В традиционном наряде, в роскошных мантиях, оба августа ехали стоя в золотой колеснице Диоклетиана, запряженной шестеркой горячих белых лошадей. Длинная процессия двигалась через весь город от Марсова поля к храму бога-покровителя Рима Юпитера Капитолийского, где предстояло жертвою отблагодарить этого бога за его милость.
Константин и с ним шестеро самых рослых и сильных молодцов шествовали непосредственно за колесницей, окруженные по обеим сторонам марширующими шеренгами ликторов, непременно сопровождавшими высшее лицо государства в его поездках за пределы своих владений. Вслед за ними везли белого быка, уготованного в жертву, чьи рога были украшены позолотой, а на мощной тяжелой голове крепилась корона из цветов. Следом тянулась длинная цепочка магистратов. Но вместо обычной вереницы телег и повозок с добычей и шествующих за ними скованных пленников там двигался целый ряд платформ для изображений, имеющих целью наглядно продемонстрировать народу реальность победы над персами.
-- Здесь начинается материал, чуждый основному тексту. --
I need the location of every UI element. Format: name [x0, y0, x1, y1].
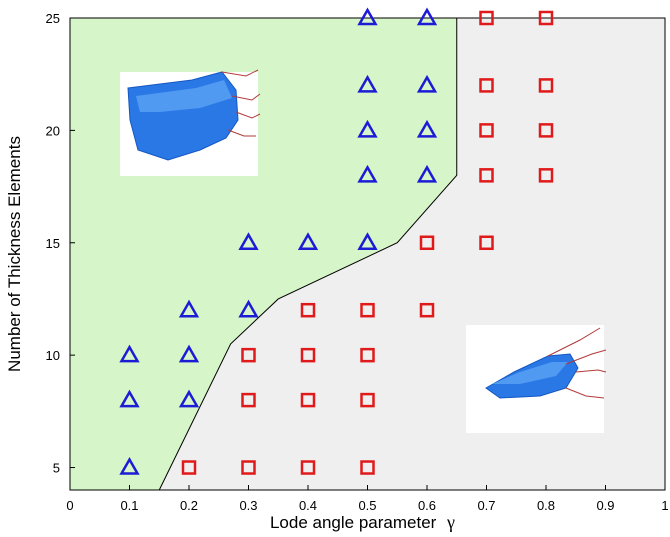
triangle-marker [119, 389, 140, 408]
square-marker [300, 347, 316, 363]
square-marker [241, 460, 256, 475]
square-marker [419, 235, 435, 251]
square-marker [538, 168, 554, 183]
square-marker [479, 235, 494, 251]
triangle-marker [357, 7, 378, 26]
triangle-marker [178, 299, 200, 318]
x-axis-label-text: Lode angle parameter [270, 513, 437, 532]
x-tick-label: 0.7 [477, 498, 495, 513]
square-marker [300, 302, 316, 318]
square-marker [479, 78, 494, 93]
triangle-marker [357, 74, 378, 93]
x-tick-label: 0.4 [299, 498, 317, 513]
x-tick-label: 1 [661, 498, 668, 513]
square-marker [538, 10, 554, 26]
specimen-image-upper [120, 69, 261, 176]
triangle-marker [178, 344, 200, 363]
inset-layer [120, 69, 607, 433]
square-marker [360, 460, 375, 475]
square-marker [360, 302, 375, 318]
specimen-image-upper-specimen-highlight [136, 80, 232, 112]
triangle-marker [357, 164, 378, 183]
x-tick-label: 0 [66, 498, 73, 513]
triangle-marker [416, 7, 438, 26]
specimen-image-lower-wires [547, 327, 607, 399]
square-marker [538, 123, 554, 138]
marker-layer [119, 7, 554, 475]
x-tick-label: 0.1 [120, 498, 138, 513]
x-axis-ticks: 0 0.1 0.2 0.3 0.4 0.5 0.6 0.7 0.8 0.9 1 [66, 485, 669, 513]
y-axis-ticks: 5 10 15 20 25 [46, 11, 75, 476]
triangle-marker [297, 232, 319, 251]
specimen-image-lower [466, 325, 607, 433]
triangle-marker [119, 344, 140, 363]
x-axis-label: Lode angle parameter γ [270, 512, 455, 532]
triangle-marker [238, 299, 259, 318]
triangle-marker [416, 74, 438, 93]
x-tick-label: 0.9 [596, 498, 614, 513]
triangle-marker [357, 232, 378, 251]
x-tick-label: 0.8 [537, 498, 555, 513]
y-tick-label: 20 [46, 123, 60, 138]
x-tick-label: 0.6 [418, 498, 436, 513]
y-tick-label: 15 [46, 236, 60, 251]
specimen-image-upper-wires [221, 69, 261, 137]
triangle-marker [119, 457, 140, 475]
x-tick-label: 0.2 [180, 498, 198, 513]
square-marker [538, 78, 554, 93]
y-axis-label: Number of Thickness Elements [5, 136, 24, 372]
square-marker [300, 392, 316, 408]
square-marker [479, 168, 494, 183]
square-marker [419, 302, 435, 318]
square-marker [181, 460, 197, 475]
y-tick-label: 5 [53, 461, 60, 476]
region-boundary-line [158, 18, 458, 491]
specimen-image-lower-specimen-highlight [492, 362, 568, 384]
triangle-marker [238, 232, 259, 251]
triangle-marker [416, 164, 438, 183]
x-tick-label: 0.5 [358, 498, 376, 513]
square-marker [479, 123, 494, 138]
x-tick-label: 0.3 [239, 498, 257, 513]
square-marker [360, 392, 375, 408]
triangle-marker [357, 119, 378, 138]
square-marker [300, 460, 316, 475]
square-marker [479, 10, 494, 26]
square-marker [241, 392, 256, 408]
x-axis-label-symbol: γ [446, 512, 455, 532]
triangle-marker [178, 389, 200, 408]
y-tick-label: 25 [46, 11, 60, 26]
triangle-marker [416, 119, 438, 138]
square-marker [241, 347, 256, 363]
y-tick-label: 10 [46, 348, 60, 363]
square-marker [360, 347, 375, 363]
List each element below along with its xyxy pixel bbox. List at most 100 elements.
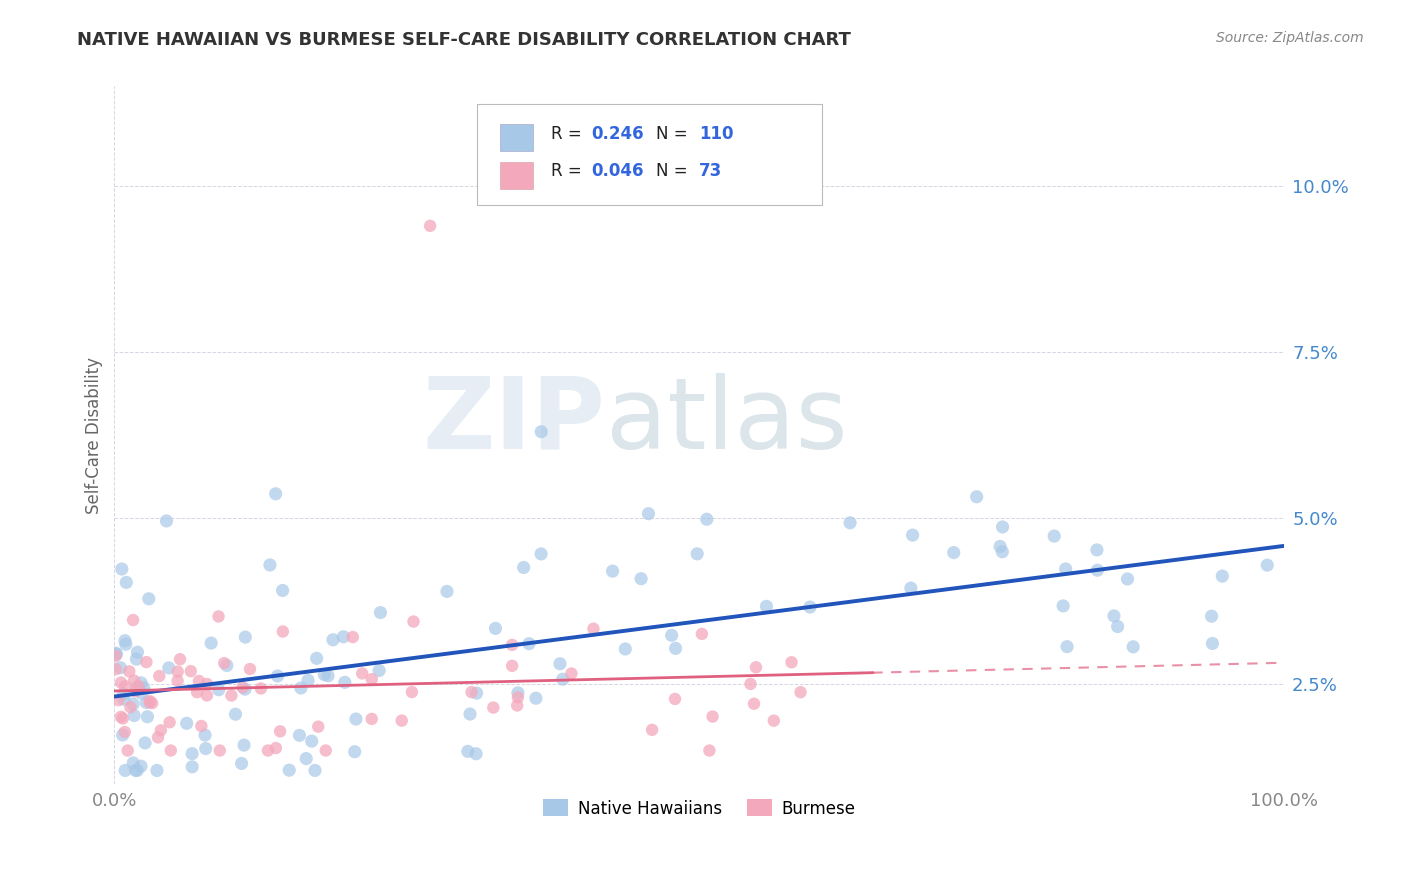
Native Hawaiians [181, 760, 204, 774]
Native Hawaiians [1054, 562, 1077, 576]
Burmese [135, 655, 157, 669]
Burmese [664, 692, 686, 706]
Native Hawaiians [991, 520, 1014, 534]
Native Hawaiians [233, 738, 256, 752]
Native Hawaiians [517, 637, 540, 651]
Native Hawaiians [602, 564, 624, 578]
Burmese [699, 743, 721, 757]
Burmese [212, 656, 235, 670]
Native Hawaiians [1116, 572, 1139, 586]
Text: R =: R = [551, 125, 586, 143]
Native Hawaiians [1107, 619, 1129, 633]
Native Hawaiians [127, 764, 149, 778]
Burmese [139, 694, 162, 708]
Burmese [186, 685, 208, 699]
Native Hawaiians [233, 630, 256, 644]
Native Hawaiians [138, 591, 160, 606]
Native Hawaiians [194, 741, 217, 756]
Native Hawaiians [115, 637, 138, 651]
Native Hawaiians [942, 545, 965, 559]
Native Hawaiians [1256, 558, 1278, 573]
Native Hawaiians [322, 632, 344, 647]
Native Hawaiians [755, 599, 778, 614]
Native Hawaiians [484, 621, 506, 635]
Text: 73: 73 [699, 162, 723, 180]
Native Hawaiians [630, 572, 652, 586]
Burmese [208, 743, 231, 757]
Burmese [501, 658, 523, 673]
Native Hawaiians [127, 645, 149, 659]
FancyBboxPatch shape [501, 161, 533, 189]
Burmese [159, 715, 181, 730]
Text: 0.046: 0.046 [592, 162, 644, 180]
Native Hawaiians [122, 697, 145, 711]
Burmese [128, 679, 150, 693]
Native Hawaiians [966, 490, 988, 504]
Native Hawaiians [155, 514, 177, 528]
Native Hawaiians [696, 512, 718, 526]
Burmese [742, 697, 765, 711]
Burmese [271, 624, 294, 639]
Native Hawaiians [1052, 599, 1074, 613]
Text: NATIVE HAWAIIAN VS BURMESE SELF-CARE DISABILITY CORRELATION CHART: NATIVE HAWAIIAN VS BURMESE SELF-CARE DIS… [77, 31, 851, 49]
Native Hawaiians [231, 756, 253, 771]
Burmese [352, 666, 374, 681]
Native Hawaiians [134, 736, 156, 750]
Native Hawaiians [614, 642, 637, 657]
Burmese [391, 714, 413, 728]
Native Hawaiians [290, 681, 312, 695]
Native Hawaiians [264, 487, 287, 501]
Burmese [419, 219, 441, 233]
Native Hawaiians [200, 636, 222, 650]
Native Hawaiians [458, 706, 481, 721]
Native Hawaiians [314, 667, 336, 681]
Native Hawaiians [436, 584, 458, 599]
Native Hawaiians [129, 759, 152, 773]
Native Hawaiians [686, 547, 709, 561]
Native Hawaiians [1201, 609, 1223, 624]
Native Hawaiians [157, 661, 180, 675]
Burmese [506, 698, 529, 713]
Native Hawaiians [295, 751, 318, 765]
Native Hawaiians [370, 606, 392, 620]
Text: atlas: atlas [606, 373, 848, 469]
Native Hawaiians [146, 764, 169, 778]
Native Hawaiians [1102, 608, 1125, 623]
Native Hawaiians [271, 583, 294, 598]
Text: Source: ZipAtlas.com: Source: ZipAtlas.com [1216, 31, 1364, 45]
FancyBboxPatch shape [477, 103, 823, 205]
Burmese [501, 638, 523, 652]
Burmese [780, 655, 803, 669]
Native Hawaiians [465, 747, 488, 761]
Legend: Native Hawaiians, Burmese: Native Hawaiians, Burmese [536, 793, 862, 824]
Native Hawaiians [297, 673, 319, 688]
Native Hawaiians [991, 545, 1014, 559]
Native Hawaiians [368, 664, 391, 678]
Native Hawaiians [129, 675, 152, 690]
Burmese [195, 677, 218, 691]
Native Hawaiians [278, 763, 301, 777]
Native Hawaiians [506, 686, 529, 700]
Native Hawaiians [132, 681, 155, 695]
Native Hawaiians [343, 745, 366, 759]
Burmese [745, 660, 768, 674]
Burmese [107, 693, 129, 707]
Burmese [740, 677, 762, 691]
Native Hawaiians [125, 681, 148, 695]
Native Hawaiians [512, 560, 534, 574]
Burmese [232, 681, 254, 695]
Burmese [789, 685, 811, 699]
Burmese [114, 679, 136, 693]
Native Hawaiians [332, 630, 354, 644]
Text: 0.246: 0.246 [592, 125, 644, 143]
Native Hawaiians [110, 661, 132, 675]
Native Hawaiians [124, 764, 146, 778]
Native Hawaiians [111, 728, 134, 742]
Native Hawaiians [530, 425, 553, 439]
Native Hawaiians [181, 747, 204, 761]
Burmese [401, 685, 423, 699]
Burmese [239, 662, 262, 676]
Native Hawaiians [115, 575, 138, 590]
Native Hawaiians [208, 682, 231, 697]
Native Hawaiians [266, 669, 288, 683]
Первой в этом ряду была рельефная карта Персии, изображающая местность с горами, реками и даже городами в миниатюре: эта платформа оказалась так велика, что ее приходилось везти на трех сцепленных в тандеме повозках и направлять с помощью идущих внизу людей. Вслед за ней двигался ряд телег с удивительно похожими портретами жен и детей Нарсеха, хоть в результате последних переговоров они и были возвращены ему в обмен на часть территорий: восточная граница тем самым передвинулась к берегам Тигра. И только после них тянулся обоз с добычей, которую в честь двадцатого года своего правления Диоклетиан дарил народу города Рима. Замыкала шествие колонна преторианской гвардии, чья обязанность в более славные дни знаменитого города состояла в охране священной личности императора.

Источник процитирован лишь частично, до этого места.